Project main members:

  • Yifei Liu (@lyf-00)
  • Jicheng Wen (@wejoncy)
  • Yang Wang (@YangWang92)

Acknowledgement

  • We thank for James Hensman for his crucial insights into the error analysis related to Vector Quantization (VQ), and his comments on LLMs evaluation are invaluable to this research.
  • We are deeply grateful for the inspiration provided by the papers QUIP, QUIP#, GPTVQ, AQLM, WoodFisher, GPTQ, and OBC.

Publication

EMNLP 2024 Main

@inproceedings{
  vptq,
  title={VPTQ: Extreme Low-bit Vector Post-Training Quantization for Large Language Models},
  author={Yifei Liu and
          Jicheng Wen and
          Yang Wang and
          Shengyu Ye and
          Li Lyna Zhang and
          Ting Cao, Cheng Li and
          Mao Yang},
  booktitle={The 2024 Conference on Empirical Methods in Natural Language Processing},
  year={2024},
}

Limitation of VPTQ

  • ⚠️ VPTQ should only be used for research and experimental purposes. Further testing and validation are needed before you use it.
  • ⚠️ The repository only provides a method of model quantization algorithm. The open-source community may provide models based on the technical report and quantization algorithm by themselves, but the repository project cannot guarantee the performance of those models.
  • ⚠️ VPTQ is not capable of testing all potential applications and domains, and VPTQ cannot guarantee the accuracy and effectiveness of VPTQ across other tasks or scenarios.
  • ⚠️ Our tests are all based on English texts; other languages are not included in the current testing.

Contributing

This project welcomes contributions and suggestions. Most contributions require you to agree to a Contributor License Agreement (CLA) declaring that you have the right to, and actually do, grant us the rights to use your contribution. For details, visit https://cla.opensource.microsoft.com.
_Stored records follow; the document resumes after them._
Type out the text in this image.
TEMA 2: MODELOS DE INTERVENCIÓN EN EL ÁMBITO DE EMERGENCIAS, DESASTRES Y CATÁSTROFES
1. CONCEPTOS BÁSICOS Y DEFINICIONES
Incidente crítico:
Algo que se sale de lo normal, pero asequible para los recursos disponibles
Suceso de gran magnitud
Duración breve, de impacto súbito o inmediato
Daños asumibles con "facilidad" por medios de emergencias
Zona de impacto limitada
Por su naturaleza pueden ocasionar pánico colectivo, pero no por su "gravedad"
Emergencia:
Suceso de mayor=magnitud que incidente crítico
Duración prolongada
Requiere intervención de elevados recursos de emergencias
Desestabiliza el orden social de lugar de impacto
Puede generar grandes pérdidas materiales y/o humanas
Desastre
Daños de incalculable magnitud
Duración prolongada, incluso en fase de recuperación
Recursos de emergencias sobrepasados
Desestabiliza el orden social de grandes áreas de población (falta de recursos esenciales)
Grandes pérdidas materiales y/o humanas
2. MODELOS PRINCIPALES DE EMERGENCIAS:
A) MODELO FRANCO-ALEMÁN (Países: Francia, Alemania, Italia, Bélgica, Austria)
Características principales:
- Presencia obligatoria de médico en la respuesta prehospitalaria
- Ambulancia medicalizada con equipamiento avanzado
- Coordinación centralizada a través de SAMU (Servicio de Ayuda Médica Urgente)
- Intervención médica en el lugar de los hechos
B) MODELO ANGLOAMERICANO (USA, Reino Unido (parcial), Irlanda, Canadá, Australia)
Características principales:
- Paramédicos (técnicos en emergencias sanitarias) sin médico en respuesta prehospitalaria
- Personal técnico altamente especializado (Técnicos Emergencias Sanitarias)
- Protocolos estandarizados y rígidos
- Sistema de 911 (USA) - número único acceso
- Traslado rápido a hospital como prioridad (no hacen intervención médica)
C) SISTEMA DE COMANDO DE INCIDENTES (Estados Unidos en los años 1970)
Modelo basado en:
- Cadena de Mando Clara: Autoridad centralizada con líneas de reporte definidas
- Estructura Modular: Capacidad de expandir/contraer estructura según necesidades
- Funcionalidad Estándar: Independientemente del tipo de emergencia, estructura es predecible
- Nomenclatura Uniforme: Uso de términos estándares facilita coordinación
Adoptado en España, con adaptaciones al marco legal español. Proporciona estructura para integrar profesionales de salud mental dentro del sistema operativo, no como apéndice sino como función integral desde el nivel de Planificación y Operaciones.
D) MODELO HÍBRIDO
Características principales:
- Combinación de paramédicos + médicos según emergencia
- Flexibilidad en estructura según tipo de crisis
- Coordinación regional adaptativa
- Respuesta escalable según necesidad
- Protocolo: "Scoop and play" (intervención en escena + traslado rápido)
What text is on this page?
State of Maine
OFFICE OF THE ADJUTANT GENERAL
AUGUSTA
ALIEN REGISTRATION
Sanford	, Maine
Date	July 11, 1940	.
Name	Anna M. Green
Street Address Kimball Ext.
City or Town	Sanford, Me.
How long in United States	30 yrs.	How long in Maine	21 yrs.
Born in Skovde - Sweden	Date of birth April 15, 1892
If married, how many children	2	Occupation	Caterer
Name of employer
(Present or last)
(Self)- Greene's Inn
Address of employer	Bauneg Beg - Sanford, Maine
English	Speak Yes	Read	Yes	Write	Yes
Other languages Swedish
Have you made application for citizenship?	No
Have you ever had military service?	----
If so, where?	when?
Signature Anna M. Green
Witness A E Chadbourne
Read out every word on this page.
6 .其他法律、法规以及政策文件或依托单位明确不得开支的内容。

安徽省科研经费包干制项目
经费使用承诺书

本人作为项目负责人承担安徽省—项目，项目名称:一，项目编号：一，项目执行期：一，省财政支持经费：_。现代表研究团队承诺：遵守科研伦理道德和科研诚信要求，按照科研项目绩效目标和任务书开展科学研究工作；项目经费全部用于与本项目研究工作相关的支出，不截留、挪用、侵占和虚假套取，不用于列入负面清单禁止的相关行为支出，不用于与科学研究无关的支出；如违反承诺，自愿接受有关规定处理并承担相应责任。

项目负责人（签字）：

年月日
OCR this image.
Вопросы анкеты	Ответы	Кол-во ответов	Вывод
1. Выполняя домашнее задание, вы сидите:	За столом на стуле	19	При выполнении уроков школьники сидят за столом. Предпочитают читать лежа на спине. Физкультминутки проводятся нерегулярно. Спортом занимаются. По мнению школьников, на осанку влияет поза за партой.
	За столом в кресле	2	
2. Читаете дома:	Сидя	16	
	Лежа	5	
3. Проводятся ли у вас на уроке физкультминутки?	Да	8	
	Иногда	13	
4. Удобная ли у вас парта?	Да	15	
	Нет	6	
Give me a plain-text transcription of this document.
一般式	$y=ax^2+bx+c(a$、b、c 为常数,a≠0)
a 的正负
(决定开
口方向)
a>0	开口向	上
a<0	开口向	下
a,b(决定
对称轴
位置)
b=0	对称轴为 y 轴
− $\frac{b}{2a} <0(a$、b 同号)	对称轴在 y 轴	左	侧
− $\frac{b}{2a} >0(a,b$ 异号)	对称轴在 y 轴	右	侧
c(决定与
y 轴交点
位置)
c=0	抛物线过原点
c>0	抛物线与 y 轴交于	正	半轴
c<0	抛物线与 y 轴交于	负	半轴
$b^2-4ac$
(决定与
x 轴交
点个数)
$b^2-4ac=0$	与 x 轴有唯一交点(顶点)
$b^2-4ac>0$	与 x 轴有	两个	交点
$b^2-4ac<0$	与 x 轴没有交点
When you submit a pull request, a CLA bot will automatically determine whether you need to provide a CLA and decorate the PR appropriately (e.g., status check, comment). Simply follow the instructions provided by the bot. You will only need to do this once across all repos using our CLA.

This project has adopted the Microsoft Open Source Code of Conduct. For more information see the Code of Conduct FAQ or contact opencode@microsoft.com with any additional questions or comments.

Trademarks

This project may contain trademarks or logos for projects, products, or services. Authorized use of Microsoft trademarks or logos is subject to and must follow Microsoft's Trademark & Brand Guidelines. Use of Microsoft trademarks or logos in modified versions of this project must not cause confusion or imply Microsoft sponsorship. Any use of third-party trademarks or logos are subject to those third-party's policies.